There are 2 main challenges. First, noncoding regions are very large, approximately 60 times larger than coding regions. The larger the region to be explored, the more difficult it is to identify the cause of the disease. A second challenge is the difficulty in inferring the biological effects of sequence variations in noncoding regions. The first challenge can be addressed with a 2-step strategy, as was done in CHNG3: (1) defining the candidate region using physical mapping methods such as linkage analysis; and (2) performing WGS of undiagnosed cases (ideally, familial cases) to identify the region(s) where rare sequence variants are over-represented in patients relative to controls.
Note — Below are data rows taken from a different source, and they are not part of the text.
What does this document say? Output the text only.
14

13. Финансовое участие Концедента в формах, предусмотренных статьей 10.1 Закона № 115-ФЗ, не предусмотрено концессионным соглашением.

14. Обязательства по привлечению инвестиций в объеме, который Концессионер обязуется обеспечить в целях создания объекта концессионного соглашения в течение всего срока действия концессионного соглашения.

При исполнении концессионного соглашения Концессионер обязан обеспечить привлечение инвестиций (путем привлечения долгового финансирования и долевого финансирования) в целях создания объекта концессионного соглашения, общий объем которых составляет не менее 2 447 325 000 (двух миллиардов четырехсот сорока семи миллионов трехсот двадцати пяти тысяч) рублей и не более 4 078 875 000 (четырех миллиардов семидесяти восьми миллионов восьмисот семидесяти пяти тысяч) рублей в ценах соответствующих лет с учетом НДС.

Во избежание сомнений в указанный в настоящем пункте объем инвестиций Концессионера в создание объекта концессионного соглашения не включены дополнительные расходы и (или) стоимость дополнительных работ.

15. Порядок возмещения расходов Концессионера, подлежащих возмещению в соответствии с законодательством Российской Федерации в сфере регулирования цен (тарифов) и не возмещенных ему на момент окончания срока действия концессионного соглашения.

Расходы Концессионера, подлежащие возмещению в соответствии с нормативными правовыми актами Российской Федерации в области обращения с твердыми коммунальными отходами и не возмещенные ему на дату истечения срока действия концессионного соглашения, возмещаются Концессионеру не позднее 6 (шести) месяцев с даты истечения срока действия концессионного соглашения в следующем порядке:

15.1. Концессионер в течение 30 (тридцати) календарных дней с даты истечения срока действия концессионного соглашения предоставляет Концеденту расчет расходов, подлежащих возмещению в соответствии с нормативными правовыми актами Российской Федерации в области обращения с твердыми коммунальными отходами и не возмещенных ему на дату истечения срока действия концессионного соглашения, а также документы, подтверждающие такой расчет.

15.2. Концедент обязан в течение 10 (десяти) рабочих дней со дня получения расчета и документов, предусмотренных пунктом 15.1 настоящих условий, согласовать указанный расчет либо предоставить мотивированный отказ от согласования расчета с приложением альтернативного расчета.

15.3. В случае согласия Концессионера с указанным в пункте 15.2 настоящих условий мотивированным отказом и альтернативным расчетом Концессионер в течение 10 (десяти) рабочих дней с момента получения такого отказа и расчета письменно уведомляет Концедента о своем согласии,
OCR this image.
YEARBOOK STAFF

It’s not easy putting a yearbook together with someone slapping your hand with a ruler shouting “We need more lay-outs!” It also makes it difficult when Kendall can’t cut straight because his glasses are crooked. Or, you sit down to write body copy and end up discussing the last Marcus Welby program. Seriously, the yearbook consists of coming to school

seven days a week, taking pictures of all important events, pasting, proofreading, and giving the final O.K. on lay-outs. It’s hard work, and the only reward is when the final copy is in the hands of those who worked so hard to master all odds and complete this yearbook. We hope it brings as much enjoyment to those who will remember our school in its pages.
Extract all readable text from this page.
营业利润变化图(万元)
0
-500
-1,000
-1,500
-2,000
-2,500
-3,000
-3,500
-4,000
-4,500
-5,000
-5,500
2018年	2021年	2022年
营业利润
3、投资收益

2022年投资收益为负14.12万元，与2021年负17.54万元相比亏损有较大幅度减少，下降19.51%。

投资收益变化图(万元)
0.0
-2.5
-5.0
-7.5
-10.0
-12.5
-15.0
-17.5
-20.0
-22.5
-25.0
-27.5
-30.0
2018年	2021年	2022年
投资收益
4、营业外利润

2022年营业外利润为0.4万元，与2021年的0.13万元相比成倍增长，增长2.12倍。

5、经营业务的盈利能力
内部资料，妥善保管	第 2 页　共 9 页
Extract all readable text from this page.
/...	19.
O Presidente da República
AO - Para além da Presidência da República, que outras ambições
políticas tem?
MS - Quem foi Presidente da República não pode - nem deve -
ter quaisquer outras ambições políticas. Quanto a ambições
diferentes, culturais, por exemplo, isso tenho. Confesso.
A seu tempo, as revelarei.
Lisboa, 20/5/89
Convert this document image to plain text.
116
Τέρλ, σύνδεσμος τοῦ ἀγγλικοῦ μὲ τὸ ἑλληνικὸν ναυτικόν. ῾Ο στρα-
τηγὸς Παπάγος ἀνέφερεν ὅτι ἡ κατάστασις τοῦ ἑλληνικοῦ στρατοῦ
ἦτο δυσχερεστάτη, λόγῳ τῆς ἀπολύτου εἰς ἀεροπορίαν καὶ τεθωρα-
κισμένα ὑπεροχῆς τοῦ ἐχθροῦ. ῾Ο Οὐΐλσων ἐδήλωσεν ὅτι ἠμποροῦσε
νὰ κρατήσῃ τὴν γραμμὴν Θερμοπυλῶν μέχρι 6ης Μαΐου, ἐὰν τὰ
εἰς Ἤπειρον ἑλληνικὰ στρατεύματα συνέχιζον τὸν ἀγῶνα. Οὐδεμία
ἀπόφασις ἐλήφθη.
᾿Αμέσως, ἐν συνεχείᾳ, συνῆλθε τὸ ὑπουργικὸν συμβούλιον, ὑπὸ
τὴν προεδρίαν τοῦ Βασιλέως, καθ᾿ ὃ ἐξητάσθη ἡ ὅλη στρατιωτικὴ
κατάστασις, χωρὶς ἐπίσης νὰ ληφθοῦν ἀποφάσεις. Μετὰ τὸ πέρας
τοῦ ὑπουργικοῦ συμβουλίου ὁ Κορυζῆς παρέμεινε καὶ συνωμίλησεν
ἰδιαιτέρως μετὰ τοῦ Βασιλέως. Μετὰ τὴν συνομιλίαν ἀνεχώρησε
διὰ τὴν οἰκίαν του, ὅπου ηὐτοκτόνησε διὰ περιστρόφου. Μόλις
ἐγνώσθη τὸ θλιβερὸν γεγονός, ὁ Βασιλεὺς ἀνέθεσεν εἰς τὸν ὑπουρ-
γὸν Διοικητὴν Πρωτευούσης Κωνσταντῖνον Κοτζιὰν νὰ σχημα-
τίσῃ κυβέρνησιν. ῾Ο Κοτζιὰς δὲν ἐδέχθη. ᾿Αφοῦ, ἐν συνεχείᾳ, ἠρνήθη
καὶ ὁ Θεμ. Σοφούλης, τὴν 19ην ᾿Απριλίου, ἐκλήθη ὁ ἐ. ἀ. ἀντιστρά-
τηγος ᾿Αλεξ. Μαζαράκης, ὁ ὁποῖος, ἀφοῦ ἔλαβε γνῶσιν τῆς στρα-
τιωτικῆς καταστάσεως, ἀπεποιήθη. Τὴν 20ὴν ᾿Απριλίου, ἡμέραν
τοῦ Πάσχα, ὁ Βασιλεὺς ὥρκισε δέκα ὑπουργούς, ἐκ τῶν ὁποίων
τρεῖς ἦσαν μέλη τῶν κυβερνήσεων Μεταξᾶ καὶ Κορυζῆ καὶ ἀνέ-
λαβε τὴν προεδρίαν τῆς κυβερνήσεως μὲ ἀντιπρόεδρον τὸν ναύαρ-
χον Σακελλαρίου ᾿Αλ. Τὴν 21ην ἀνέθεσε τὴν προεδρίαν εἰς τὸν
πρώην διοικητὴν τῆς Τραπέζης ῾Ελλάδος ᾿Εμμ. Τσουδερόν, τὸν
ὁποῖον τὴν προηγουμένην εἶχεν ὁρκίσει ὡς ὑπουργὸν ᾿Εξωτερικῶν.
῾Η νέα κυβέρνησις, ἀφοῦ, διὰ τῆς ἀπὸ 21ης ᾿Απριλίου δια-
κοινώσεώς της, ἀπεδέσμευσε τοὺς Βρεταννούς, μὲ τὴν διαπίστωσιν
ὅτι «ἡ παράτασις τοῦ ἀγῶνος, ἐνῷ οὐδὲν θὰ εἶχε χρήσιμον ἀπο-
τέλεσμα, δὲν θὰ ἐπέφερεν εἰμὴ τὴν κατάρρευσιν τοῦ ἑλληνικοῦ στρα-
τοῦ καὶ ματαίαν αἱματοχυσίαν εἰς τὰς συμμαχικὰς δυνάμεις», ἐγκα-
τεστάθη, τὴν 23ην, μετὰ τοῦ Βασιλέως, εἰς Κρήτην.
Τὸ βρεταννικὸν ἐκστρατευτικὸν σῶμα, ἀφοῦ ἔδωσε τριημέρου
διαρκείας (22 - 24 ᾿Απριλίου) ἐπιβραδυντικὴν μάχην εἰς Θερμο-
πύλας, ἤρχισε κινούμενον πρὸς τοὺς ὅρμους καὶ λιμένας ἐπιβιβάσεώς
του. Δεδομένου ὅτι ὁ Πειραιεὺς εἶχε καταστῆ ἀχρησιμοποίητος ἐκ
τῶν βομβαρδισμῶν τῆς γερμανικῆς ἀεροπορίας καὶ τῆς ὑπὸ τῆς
Physical mapping is a valuable method of identifying genes responsible for autosomal dominant traits, but since the introduction of WES, its value has decreased dramatically. However, now that the identification of responsible genes with WES has clearly peaked, it is time for physical mapping methods to be reevaluated. As for the second challenge, inference of the biological effects of sequence changes in noncoding regions has been the subject of intense research by genome researchers in relation to interpretation of signals from genome-wide association studies. Studies on epigenomic interactions between DNA, histone proteins and transcriptional regulators are in progress. These studies will greatly advance our understanding of the biological roles of noncoding regions.
Could it be that about 15% of Mendelian disorders are due to abnormalities in noncoding regions, as Cooper and colleagues have envisioned? We are optimistic that we will soon be able to answer this question.